Engineering freedom of cofactor selection in de novo protein design
Christopher Moser, Ph.D.
University of Pennsylvania

De novo design of cofactor containing proteins provides engineering freedom exploited in two main efforts. First, they allow us to critically test our understanding of the principles of function of natural proteins in alternative frameworks that are adaptable and structurally transparent. This follows Richard Feynman’s adage “What I cannot create, I do not understand”. Second, they allow us to engineer new proteins with no sequence resemblance to any natural protein to perform new or improved functions not found in Nature. Our de novo designs assemble a wide range of light and redox activated cofactors in alpha-helical bundle frameworks for functions ranging from light-activated charge separation and catalysis in artificial photosynthetic reaction center proteins to magnetic field sensing proteins to oxygen transport in artificial hemoglobins.


4:50 P.M.
Mesoscopic functional imaging with fluorescence laminar optical tomography
Yu Chen, Ph.D.

University of Maryland at College Park


5:15 P.M.
Conversion of a fluorescent probe to a PET radiotracer: application in the development of CNS probes
Robert H. Mach

University of Pennsylvania

Positron Emission Tomography (PET) is a powerful in vivo imaging technique that enables the study of the molecular basis of disease.
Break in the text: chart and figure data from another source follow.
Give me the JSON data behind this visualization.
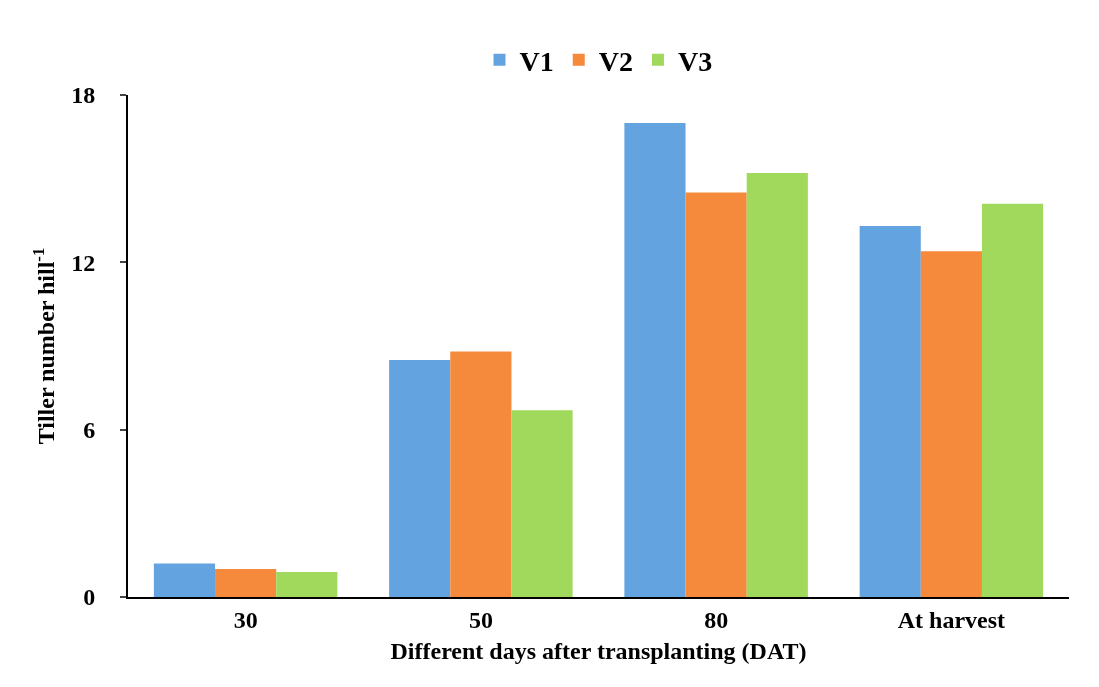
{
  "chart_data": {
    "type": "bar",
    "xlabel": "Different days after transplanting (DAT)",
    "ylabel": "Tiller number hill$^{-1}$",
    "categories": [
      "30",
      "50",
      "80",
      "At harvest"
    ],
    "series": [
      {
        "name": "V1",
        "color": "#63a3df",
        "values": [
          1.2,
          8.5,
          17.0,
          13.3
        ]
      },
      {
        "name": "V2",
        "color": "#f5893c",
        "values": [
          1.0,
          8.8,
          14.5,
          12.4
        ]
      },
      {
        "name": "V3",
        "color": "#a0d95b",
        "values": [
          0.9,
          6.7,
          15.2,
          14.1
        ]
      }
    ],
    "ylim": [
      0,
      18
    ],
    "yticks": [
      0,
      6,
      12,
      18
    ],
    "grid": false,
    "legend": "top"
  }
}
Although significant advances have been made in the instrumentation used in translational PET imaging studies (e.g., PET/CT, PET/MR), a major limitation of the utility of this technique in translational imaging studies is the development of PET radiotracers for imaging specific biological processes. A key step in this process is the identification of a suitable lead compound for PET radiotracer development, and the subsequent structure-activity relationship studies needed to convert the lead compound into a PET radiotracer. The focus of this talk will be on the use of fluorescent probes that have been used in microscopy or optical imaging studies as lead compounds for PET radiotracer development, and the application of these probes to study different mechanisms believed to play a major role in neurodegeneration.